The V.I.P.s feels a bit like the photographs of Cindy Sherman. Every frame is utterly staged, every background synthetic, every dramatic moment artificial. In planes, and airport lounges and hotel rooms, Elizabeth Taylor and Richard Burton pose becomingly at canted angles. He wears a hunter red tie and scarf with his dark suit. She wears beige, then pink, then crisp black and white. There are very few windows. The camera lovingly, unhurriedly observes them. The VIPS knows it is a film, a product, a Hollywood thing. It doesn’t pretend to be more.

Liz Taylor is the beautiful but neglected trophy wife with wonderful head adornments: velvet hats, fur hoods and sculpted hairdos. Richard Burton is the commanding business tycoon who learns to love his wife only when it may be too late. Louis Jourdan is the charming international gambler angling for Liz’s alienated affection. Another triangle includes Rod Taylor as a small-time Australian tractor magnate with business problems and Maggie Smith as the staid, British secretary who loves him. These are the kind of characters who’ll later show up in the television glamour-comedies of the 1970s (Love Boat, Fantasy Island), shows where the contrived problems of the uber-elite are exposed, wrestled with and neatly solved within the course of 50 minutes. The difference here is that The V.I.P.s doesn’t play anything for guffaws or vaudeville. With its refined tone, sedate camera, uncluttered sets, and tranquil performances, this is a sleepy, elegant melodrama. Even the comic relief characters , Margaret Rutherford as the absent-minded, down-on-her-luck aristocrat, and Orson Welles as the self-indulgent, tax-evading film director, evoke a Hollywood-royalty dignity.

Almost everyone gets what they want at the end. And we are reassured that those who don’t will triumph later. Absolutely nothing is at stake. Watching The V.I.P.s is akin to riding in a Rolls Royce Phantom, washing down Valium with 30 year-old scotch – totally relaxing, totally removed.

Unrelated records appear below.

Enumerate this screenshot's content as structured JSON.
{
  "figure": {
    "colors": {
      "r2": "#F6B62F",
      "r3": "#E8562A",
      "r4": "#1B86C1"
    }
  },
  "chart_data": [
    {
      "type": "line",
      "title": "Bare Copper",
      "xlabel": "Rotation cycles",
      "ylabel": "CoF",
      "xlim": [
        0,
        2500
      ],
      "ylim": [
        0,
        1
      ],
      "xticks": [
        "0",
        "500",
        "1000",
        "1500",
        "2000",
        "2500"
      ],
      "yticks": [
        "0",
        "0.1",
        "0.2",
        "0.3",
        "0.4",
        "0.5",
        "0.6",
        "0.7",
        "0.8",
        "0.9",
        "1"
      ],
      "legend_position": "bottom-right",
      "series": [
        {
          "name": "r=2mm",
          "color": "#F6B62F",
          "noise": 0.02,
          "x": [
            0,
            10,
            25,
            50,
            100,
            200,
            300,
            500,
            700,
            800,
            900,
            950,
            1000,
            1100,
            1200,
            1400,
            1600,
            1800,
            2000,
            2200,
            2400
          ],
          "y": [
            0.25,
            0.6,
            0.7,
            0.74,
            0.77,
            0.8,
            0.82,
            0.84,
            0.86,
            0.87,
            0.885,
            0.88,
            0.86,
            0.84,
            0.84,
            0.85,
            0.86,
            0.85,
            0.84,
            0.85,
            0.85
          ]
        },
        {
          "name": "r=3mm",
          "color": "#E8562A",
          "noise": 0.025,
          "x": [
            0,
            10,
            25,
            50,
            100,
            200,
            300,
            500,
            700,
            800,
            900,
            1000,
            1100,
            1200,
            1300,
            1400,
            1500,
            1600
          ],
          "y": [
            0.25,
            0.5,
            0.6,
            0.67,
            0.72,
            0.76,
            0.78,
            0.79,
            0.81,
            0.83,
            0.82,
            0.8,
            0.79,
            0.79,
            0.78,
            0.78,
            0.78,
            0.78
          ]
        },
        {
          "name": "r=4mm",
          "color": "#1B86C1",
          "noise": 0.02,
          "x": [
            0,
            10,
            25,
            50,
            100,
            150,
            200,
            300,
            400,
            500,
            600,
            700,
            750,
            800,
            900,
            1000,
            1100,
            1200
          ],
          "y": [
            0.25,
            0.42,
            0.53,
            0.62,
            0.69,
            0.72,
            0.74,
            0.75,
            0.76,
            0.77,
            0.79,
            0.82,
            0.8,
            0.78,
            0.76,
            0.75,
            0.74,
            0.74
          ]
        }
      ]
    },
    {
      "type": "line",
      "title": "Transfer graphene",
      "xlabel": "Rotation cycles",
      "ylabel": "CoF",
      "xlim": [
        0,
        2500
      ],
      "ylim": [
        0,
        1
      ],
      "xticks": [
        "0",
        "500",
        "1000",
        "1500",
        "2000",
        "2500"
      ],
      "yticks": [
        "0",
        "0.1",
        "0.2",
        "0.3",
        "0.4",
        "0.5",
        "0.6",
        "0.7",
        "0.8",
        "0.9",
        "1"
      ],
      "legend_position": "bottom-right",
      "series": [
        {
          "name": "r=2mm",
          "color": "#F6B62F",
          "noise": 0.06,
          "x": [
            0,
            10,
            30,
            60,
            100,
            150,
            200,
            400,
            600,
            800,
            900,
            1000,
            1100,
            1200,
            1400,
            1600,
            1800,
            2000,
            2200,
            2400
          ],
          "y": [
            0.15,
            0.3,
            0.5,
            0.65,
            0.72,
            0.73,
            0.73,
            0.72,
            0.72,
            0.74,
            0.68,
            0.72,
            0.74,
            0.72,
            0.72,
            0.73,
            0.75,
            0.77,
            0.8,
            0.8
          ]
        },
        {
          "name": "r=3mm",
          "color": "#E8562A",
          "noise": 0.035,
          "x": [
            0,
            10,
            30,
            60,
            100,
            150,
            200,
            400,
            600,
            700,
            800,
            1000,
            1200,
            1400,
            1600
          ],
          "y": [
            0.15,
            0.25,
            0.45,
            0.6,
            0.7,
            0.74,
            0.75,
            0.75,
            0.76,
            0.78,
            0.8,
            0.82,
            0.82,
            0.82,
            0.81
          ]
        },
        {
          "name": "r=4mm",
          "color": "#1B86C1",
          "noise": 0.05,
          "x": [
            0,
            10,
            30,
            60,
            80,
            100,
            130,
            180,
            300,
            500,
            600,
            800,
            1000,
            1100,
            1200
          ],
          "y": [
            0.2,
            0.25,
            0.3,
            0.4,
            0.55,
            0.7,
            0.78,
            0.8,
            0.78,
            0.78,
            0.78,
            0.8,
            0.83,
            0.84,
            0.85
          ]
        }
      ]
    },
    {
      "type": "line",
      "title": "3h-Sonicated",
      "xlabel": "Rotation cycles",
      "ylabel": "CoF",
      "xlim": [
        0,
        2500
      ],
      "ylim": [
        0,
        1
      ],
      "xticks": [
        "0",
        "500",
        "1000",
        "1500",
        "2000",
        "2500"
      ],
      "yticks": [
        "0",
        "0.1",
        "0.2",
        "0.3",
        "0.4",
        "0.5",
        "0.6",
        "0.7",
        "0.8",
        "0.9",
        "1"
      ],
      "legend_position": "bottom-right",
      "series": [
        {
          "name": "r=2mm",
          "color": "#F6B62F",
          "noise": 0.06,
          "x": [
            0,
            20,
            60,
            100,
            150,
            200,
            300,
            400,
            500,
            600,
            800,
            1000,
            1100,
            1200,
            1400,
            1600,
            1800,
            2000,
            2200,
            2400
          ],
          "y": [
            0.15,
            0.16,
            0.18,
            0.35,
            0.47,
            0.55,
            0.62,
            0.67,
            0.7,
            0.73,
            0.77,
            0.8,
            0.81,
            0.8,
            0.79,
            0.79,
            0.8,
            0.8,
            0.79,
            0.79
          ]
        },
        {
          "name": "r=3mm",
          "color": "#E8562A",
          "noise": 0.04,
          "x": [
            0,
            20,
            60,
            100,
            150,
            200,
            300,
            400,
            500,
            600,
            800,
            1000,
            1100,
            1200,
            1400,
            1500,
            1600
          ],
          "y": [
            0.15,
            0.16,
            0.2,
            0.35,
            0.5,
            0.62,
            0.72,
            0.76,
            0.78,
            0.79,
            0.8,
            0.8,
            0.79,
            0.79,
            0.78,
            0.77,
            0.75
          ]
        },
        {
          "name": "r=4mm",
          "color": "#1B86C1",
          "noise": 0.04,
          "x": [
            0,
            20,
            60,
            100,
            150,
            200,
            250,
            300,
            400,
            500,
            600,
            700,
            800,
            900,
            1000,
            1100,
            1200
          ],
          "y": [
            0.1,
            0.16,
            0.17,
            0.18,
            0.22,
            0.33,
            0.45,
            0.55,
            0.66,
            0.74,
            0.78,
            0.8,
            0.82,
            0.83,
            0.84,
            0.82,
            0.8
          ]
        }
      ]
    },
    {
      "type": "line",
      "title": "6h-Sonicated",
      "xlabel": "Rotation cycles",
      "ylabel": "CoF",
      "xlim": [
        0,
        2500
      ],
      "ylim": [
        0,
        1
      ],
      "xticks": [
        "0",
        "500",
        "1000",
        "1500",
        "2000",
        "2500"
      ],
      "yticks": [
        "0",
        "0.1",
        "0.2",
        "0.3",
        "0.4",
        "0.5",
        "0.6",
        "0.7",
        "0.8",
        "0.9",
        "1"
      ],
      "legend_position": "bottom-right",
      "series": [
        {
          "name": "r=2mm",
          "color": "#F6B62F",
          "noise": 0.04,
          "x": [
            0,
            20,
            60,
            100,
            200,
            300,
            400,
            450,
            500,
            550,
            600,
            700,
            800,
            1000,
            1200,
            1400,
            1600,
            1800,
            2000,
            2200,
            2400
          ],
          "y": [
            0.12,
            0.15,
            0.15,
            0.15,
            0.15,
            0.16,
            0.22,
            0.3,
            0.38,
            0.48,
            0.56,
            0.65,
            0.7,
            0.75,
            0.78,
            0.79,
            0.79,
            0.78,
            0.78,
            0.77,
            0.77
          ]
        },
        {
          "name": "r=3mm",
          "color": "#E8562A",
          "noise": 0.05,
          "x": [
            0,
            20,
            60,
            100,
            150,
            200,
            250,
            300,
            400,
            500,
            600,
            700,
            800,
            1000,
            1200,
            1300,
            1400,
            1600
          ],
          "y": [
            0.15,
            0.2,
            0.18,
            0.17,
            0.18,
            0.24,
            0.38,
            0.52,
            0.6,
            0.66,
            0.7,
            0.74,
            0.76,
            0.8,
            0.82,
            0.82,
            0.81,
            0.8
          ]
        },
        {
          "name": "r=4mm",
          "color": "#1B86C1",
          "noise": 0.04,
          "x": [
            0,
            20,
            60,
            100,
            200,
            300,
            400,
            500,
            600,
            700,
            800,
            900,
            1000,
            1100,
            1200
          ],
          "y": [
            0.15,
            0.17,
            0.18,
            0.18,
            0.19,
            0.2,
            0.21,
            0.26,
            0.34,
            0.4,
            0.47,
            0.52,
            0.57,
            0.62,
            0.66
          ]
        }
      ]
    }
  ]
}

Yet there are a few intriguing cracks in the soothing facade. Burton gives his trophy wife a diamond bracelet for her coddled wrist; He later wounds that same wrist in an act he claims proves his passion. Orson Welles marries a vapid, gorgeous Italian actress, but repeatedly kisses his petite, male accountant on the lips. Not much is made of these moments. But they are subtly suggestive, as though the perplexing, inexorable nature of messy reality is stealing in.